A divided North Carolina Supreme Court decided State v. Packingham last Friday, upholding the statutory ban on registered sex offenders using social networking websites that allow minors to join. G.S. 14-202.5. The defendant argued that the statute violated his First Amendment rights, but the court ruled that the statute targets conduct, not speech, and that any incidental burden on speech is justifiable. A law professor’s skeptical analysis of the decision is here. Another professor’s suggestion that the case may merit review by the United States Supreme Court is here.
In other news:
Eight year old charged with murder. This local story reports on a sad Alabama case in which “[a]n 8-year-old Birmingham boy [has been] charged with murder in the beating death of a toddler girl left in his care.” It seems that such a case could arise in North Carolina. “Under the common law doctrine of doli incapax, children below the age of seven are conclusively presumed to be incapable of committing a crime [while] . . . children between the ages of seven and fourteen are also presumed incapable of committing a crime but the presumption may be rebutted by proof that the child is capable of discerning between good and evil.” State v. Green, 124 N.C. App. 269 (1996) (noting that the enactment of the juvenile code has eroded the common law doctrine for juveniles between thirteen and fourteen). Transfer to adult criminal court is mandatory in first-degree murder cases, regardless of the juvenile’s age. G.S. 7B-2200.
New hearing for Serial killer. NPR notes here that Adnan Syed, a Maryland man who was convicted of killing his ex-girlfriend and whose case became the subject of the enormously popular podcast Serial, has been granted a new hearing to consider “a possible alibi and questions about cellphone data.”
Another drop in executions. Sentencing Law and Policy has this post up, noting that there will almost certainly be fewer than 30 executions in the United States this year, the lowest number since 1991. North Carolina’s last execution was in 2006.
New job. Finally, I’ve been appointed the director of the North Carolina Judicial College, here at the School of Government, effective January 1, 2016. The School’s announcement is here.
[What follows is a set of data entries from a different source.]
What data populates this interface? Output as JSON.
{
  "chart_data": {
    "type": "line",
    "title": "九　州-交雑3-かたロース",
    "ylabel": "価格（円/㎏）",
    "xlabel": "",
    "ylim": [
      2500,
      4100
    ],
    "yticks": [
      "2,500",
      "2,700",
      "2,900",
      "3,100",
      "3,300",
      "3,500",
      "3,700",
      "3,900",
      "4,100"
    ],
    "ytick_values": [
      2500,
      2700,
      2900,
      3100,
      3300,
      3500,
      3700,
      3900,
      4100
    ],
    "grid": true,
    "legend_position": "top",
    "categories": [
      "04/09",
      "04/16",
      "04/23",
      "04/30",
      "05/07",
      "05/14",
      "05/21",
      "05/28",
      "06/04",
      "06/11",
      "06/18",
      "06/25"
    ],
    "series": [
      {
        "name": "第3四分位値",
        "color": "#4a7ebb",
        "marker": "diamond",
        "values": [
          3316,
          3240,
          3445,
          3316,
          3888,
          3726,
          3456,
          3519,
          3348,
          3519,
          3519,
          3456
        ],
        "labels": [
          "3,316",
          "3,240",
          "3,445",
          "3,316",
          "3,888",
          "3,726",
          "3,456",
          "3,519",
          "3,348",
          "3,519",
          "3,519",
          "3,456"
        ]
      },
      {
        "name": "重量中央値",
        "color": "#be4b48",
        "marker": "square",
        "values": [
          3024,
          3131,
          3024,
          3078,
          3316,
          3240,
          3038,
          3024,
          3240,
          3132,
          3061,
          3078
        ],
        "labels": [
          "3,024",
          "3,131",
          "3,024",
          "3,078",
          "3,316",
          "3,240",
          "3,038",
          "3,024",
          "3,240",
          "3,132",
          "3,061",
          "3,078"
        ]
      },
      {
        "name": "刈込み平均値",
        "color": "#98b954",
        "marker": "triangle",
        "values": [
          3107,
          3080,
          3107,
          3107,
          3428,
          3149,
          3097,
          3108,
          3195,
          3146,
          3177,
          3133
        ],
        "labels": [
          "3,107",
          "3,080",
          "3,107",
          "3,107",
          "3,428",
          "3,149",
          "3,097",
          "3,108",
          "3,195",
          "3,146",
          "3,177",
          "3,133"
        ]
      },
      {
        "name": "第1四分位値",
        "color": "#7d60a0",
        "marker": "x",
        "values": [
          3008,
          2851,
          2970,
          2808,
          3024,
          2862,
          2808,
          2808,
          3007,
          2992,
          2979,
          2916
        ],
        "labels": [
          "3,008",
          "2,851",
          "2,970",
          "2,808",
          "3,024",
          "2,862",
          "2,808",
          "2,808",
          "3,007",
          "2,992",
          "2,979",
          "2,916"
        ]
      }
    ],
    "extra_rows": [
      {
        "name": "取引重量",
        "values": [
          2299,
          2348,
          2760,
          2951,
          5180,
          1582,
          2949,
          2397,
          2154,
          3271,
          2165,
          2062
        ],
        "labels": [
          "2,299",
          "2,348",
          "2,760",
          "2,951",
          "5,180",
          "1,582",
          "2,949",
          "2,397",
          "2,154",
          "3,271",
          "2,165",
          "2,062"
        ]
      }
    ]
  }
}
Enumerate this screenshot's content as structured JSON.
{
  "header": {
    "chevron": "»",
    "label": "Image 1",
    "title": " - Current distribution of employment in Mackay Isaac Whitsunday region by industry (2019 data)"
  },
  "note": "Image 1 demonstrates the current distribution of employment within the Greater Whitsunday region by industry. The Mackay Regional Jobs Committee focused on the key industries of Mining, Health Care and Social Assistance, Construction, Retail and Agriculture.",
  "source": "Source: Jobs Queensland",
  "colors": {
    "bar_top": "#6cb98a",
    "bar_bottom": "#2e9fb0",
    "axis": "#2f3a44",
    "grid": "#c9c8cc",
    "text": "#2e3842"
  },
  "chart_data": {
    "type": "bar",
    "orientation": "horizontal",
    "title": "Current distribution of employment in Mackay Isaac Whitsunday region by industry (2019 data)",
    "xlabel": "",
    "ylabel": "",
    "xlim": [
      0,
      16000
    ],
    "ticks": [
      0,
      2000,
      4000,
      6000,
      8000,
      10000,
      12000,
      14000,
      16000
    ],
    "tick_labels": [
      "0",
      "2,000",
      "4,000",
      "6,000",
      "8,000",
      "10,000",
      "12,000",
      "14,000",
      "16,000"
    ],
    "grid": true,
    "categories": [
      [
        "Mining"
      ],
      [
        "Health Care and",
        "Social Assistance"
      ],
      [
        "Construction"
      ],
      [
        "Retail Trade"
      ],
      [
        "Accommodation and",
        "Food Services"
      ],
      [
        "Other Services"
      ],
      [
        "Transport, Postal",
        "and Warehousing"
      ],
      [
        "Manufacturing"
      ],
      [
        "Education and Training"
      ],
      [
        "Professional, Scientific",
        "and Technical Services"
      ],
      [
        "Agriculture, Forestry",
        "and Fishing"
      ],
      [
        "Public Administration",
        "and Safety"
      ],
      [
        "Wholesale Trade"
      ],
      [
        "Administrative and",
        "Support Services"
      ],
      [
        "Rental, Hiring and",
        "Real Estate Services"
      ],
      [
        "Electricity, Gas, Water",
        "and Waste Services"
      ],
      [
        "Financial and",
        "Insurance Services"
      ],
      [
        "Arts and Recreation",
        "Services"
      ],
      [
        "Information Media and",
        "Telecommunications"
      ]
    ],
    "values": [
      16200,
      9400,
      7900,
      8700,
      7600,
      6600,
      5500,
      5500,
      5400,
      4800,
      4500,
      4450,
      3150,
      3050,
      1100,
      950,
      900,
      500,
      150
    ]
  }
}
I mention it mainly because I’ve heard a few crazy rumors so I thought I’d put the actual facts out there. I’ll continue to work in the area of criminal law, hopefully getting to interact with all categories of judicial officials. The School will hire a new faculty member to succeed me in supporting prosecutors, though I’ll remain available to prosecutors and anyone else. Most importantly, the blog will continue! I don’t foresee dramatic changes, though I do hope to enlist some additional contributors to distribute the load more widely and to diversify the perspectives represented.